DIRECTION : Silvia LIPPI, Jean-Jacques RASSIAL

ARGUMENT :

La philosophie de Spinoza comme la psychanalyse relèvent d’une éthique du désir, concept clé pour l’une et pour l’autre. Elles se rejoignent dans la thèse que l’homme n’est pas causa sui, autrement dit, il méconnait ce qui cause son désir. Ainsi, une éthique du désir implique une pensée déterministe: ce qui détermine structurellement le sujet est inconnu par le désir. C’est dire que la saisie de soi d’un sujet en passe nécessairement par ce que Lacan nomme "s’égaler à la structure".

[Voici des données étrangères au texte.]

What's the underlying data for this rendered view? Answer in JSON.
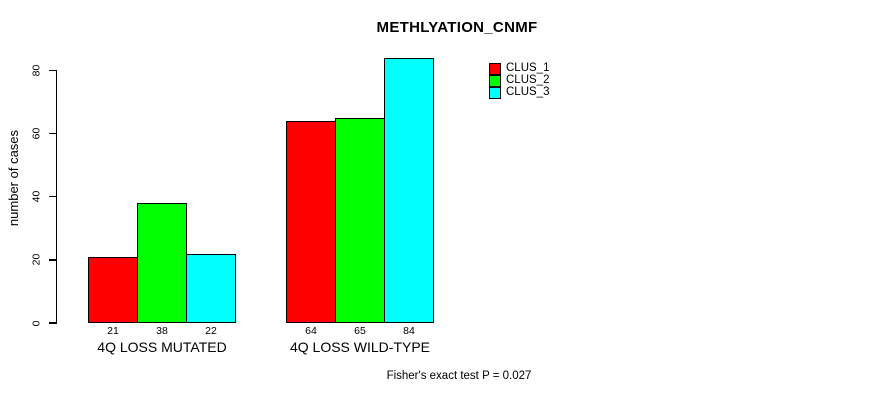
{
  "chart_data": {
    "type": "bar",
    "title": "METHLYATION_CNMF",
    "ylabel": "number of cases",
    "xlabel": "",
    "categories": [
      "4Q LOSS MUTATED",
      "4Q LOSS WILD-TYPE"
    ],
    "series": [
      {
        "name": "CLUS_1",
        "color": "#ff0000",
        "values": [
          21,
          64
        ]
      },
      {
        "name": "CLUS_2",
        "color": "#00ff00",
        "values": [
          38,
          65
        ]
      },
      {
        "name": "CLUS_3",
        "color": "#00ffff",
        "values": [
          22,
          84
        ]
      }
    ],
    "bar_value_labels": [
      [
        "21",
        "38",
        "22"
      ],
      [
        "64",
        "65",
        "84"
      ]
    ],
    "yticks": [
      0,
      20,
      40,
      60,
      80
    ],
    "ylim": [
      0,
      84
    ],
    "grid": false,
    "legend_position": "right",
    "annotation": "Fisher's exact test P = 0.027"
  }
}
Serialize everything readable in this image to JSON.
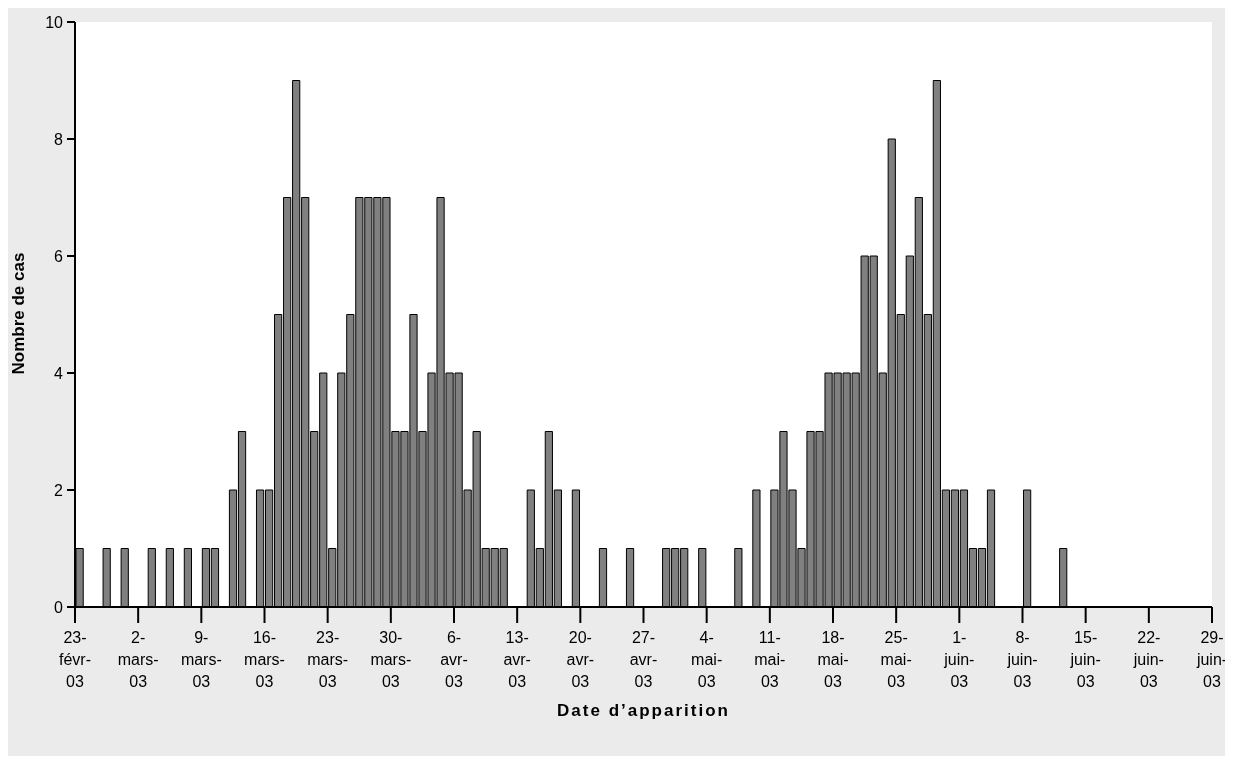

Au final, l’adéquation à la structure, qui définit la joie selon Spinoza, n’est peut-être pas si éloignée de la familiarité qui acquiert l’analysant avec ce qui le détermine, et qui lui permet aussi de transformer ses jouissances. Est-il donc pertinent de parler de "joie" pour marquer la fin du parcours analytique? Y-a-t il une confluence entre la joie, comme augmentation de la puissance d’exister, et le desêtre? Et quel rapport entre l’Amor intellectualis Dei, troisième genre de connaissance, et la fin de l’analyse?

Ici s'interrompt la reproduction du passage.